Tel fut le cas des deux gouvernements successifs de Habib Essid, des trois gouvernements de Youssef Chahed, du gouvernement d’Elyes Fakhfakh ou de celui de Hichem Mechichi.

Curieusement, les différends et bras de fer sont encore plus patents quand les protagonistes sont du même bord. Tel fut le cas des gouvernements de Habib Essid et de Youssef Chahed avec le président Béja Caïd Essebsi, du gouvernement d’Elyes Fakhfakh avec la majorité parlementaire, du gouvernement de Hichem Mechichi avec le président Kaïs Saïed ou des rapports de ce dernier avec le Parlement.

La guerre de tous contre tous

En vérité, c’est la curée. Permanente et généralisée de surcroît. En plus, et en l’absence de la Cour constitutionnelle, le président Kaïs Saïed s’est retrouvé, de fait, le seul habilité à interpréter la Constitution. Et dire qu’Ennahdha avait tout fait pour paralyser la mise en place de la Cour constitutionnelle. Ironie du sort, quand tu nous tiens ! Évidemment, cela se fait jusqu’ici sous la forme de la guerre de tous contre tous.

Aujourd’hui, le débat s’en retrouve tronqué. Il est davantage dans le passionnel catégorique que dans le raisonné consenti. Ainsi, les partisans du Parlement gelé par Kaïs Saïed crient-ils au loup. En revanche, leurs adversaires pointent du doigt un système mafieux et pourri qui a achevé de mettre le pays à genoux une décennie durant.

La méfiance érigée en système

Et puis tous ces postulats trompeurs, toutes ces envolées lyriques.

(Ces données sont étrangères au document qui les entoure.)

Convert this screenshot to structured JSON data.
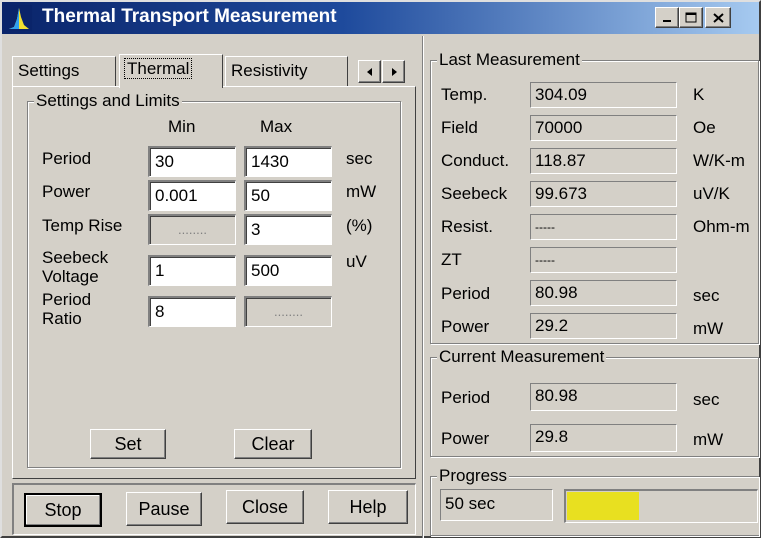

Le problème est dans la Constitution, qui a enfanté une espèce d’équilibre catastrophique permanent.

Les Tunisiens, broyés par le système, manifestent leur colère

Au début, il y a un mensonge fondateur. En effet, on veut faire croire que cette Constitution a été écrite avec le sang des martyrs de la révolution de 2011. Hélas, il n’en est rien. Elle synthétise on ne peut mieux les calculs étroits et de boutiquiers, les faux consensus, la volonté inavouée d’accaparer le pouvoir à perpétuelle demeure. Son intitulé frise par moments l’intérêt supérieur. Mais ses motifs demeurent la pérennisation des partis, plus particulièrement ceux tenant le haut du pavé à l’issue des élections de l’Assemblée constituante en 2011.

A cette fin, la méfiance entre les trois présidences officie comme système normatif consacré par la Constitution. Suffit-il que les rapports de force électoraux changent, l’édifice précaire vacille.

Oiseau rare ou fossoyeur ?

Finalement, le blocage actuel résulte d’un conflit ouvert et larvé entre Rached Ghannouchi, président d’Ennahdha et du Parlement d’un côté, Kaïs Saïed, président de la République, de l’autre. Le premier a cru en l’éternité de sa mainmise ainsi que celle de son parti sur les destinées du pays. Pourtant, la misère économique et sociale, conjuguée à l’usure du pouvoir ont tôt fait d’entamer profondément la légitimité somme toute incongrue et relative qu’ils ont acquise aux lendemains immédiats de la révolution.

Entre les élections de 2011 et celles de 2019, Ennahdha avait perdu plus d’un million d’électeurs. Pourtant, elle a continué à sévir, chapeautant et manipulant les différents gouvernements et gangrénant tous les rouages de l’Etat et de l’administration. Seul élu au suffrage universel direct, Kaïs Saïed a fait une irruption remarquable sur l’échiquier, en 1919, totalisant près de trois millions de voix tandis qu’Ennahdha caracolait à seulement 434 mille voix !

Paradoxalement, Rached Ghannouchi avait déclaré en toute suffisance que Kaïs Saïed était l’oiseau rare tant recherché par Ennahdha. Entendre l’homme manipulable et corvéable à merci, une espèce d’homme de paille ou de pantin en quelque sorte.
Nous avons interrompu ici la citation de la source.